Recently a site called Pandora began life. It had a great concept: you tell it the name of a band you like and it builds you a personal ‘radio station’. Tracks which it thinks you might like are queued up for you to hear.

What made Pandora more than just a radio station which guessed your taste was that it was adaptive. While a song was playing, you could tell Pandora that you liked or disliked it. Pandora would take this into account when picking music in the future. If you had said you didn’t like it, Pandora would skip the rest of the track so you didn’t have to listen to it.

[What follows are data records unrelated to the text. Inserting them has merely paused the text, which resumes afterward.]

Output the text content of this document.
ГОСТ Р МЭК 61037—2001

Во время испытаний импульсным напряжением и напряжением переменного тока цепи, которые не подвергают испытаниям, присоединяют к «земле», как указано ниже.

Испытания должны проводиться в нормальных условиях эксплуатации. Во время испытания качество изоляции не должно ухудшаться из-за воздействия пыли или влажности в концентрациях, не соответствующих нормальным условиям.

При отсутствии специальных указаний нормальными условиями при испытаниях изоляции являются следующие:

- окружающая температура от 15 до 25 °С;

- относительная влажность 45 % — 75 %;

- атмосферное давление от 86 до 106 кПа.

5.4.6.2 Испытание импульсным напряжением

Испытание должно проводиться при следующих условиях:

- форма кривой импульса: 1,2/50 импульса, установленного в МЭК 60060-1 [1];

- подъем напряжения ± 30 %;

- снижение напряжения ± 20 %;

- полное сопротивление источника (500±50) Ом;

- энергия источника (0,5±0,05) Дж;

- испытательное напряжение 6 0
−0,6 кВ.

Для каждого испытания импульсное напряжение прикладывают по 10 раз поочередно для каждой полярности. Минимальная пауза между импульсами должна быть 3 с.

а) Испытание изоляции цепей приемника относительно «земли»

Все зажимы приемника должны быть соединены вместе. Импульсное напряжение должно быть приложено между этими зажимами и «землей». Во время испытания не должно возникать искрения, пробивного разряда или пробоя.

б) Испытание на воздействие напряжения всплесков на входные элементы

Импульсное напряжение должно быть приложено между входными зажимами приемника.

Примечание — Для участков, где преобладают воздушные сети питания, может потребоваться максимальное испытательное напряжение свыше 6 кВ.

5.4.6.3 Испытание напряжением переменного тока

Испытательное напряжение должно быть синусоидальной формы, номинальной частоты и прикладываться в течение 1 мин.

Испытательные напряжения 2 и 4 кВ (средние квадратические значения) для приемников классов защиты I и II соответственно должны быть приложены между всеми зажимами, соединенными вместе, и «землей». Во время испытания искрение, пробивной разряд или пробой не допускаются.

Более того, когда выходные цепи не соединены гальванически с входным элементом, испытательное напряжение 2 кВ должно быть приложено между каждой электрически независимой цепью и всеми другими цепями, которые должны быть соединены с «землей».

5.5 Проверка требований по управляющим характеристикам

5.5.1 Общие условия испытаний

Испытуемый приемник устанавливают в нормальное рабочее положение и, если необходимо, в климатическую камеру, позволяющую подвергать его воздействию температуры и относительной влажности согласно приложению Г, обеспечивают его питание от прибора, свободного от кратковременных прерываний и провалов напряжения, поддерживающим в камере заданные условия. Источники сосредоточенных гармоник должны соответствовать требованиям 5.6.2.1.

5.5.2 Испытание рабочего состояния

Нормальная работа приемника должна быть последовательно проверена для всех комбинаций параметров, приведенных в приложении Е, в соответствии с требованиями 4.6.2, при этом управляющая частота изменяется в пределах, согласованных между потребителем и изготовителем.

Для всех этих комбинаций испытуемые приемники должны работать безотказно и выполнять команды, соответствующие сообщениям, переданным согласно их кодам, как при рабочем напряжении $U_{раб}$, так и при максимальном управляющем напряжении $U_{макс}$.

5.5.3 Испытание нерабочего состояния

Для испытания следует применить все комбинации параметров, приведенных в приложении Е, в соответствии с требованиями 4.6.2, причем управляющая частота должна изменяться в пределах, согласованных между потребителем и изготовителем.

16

Last time I visited Pandora, I found that it prevents you skipping more than a few (five?) tracks per hour. The message which told me this also said that it was due to licensing. They are not allowed to let users skip more than a small number of tracks per hour. The site suggested that I set up a new ‘station’ if I want to get around this restriction. I didn’t think that was a very good workaround, considering I’d spent so long teaching the one I was listening to.

I’m sure many people have found new bands on Pandora and will have gone out and bought their music. If they’re like me, though, they won’t be back. I liked Pandora because it let me find and listen to music which was to my personal taste. Now it forces me to listen to music which isn’t. This is why I’m talking about it in the past tense.

The record companies have shot themselves in the feet again with this stupid licensing agreement.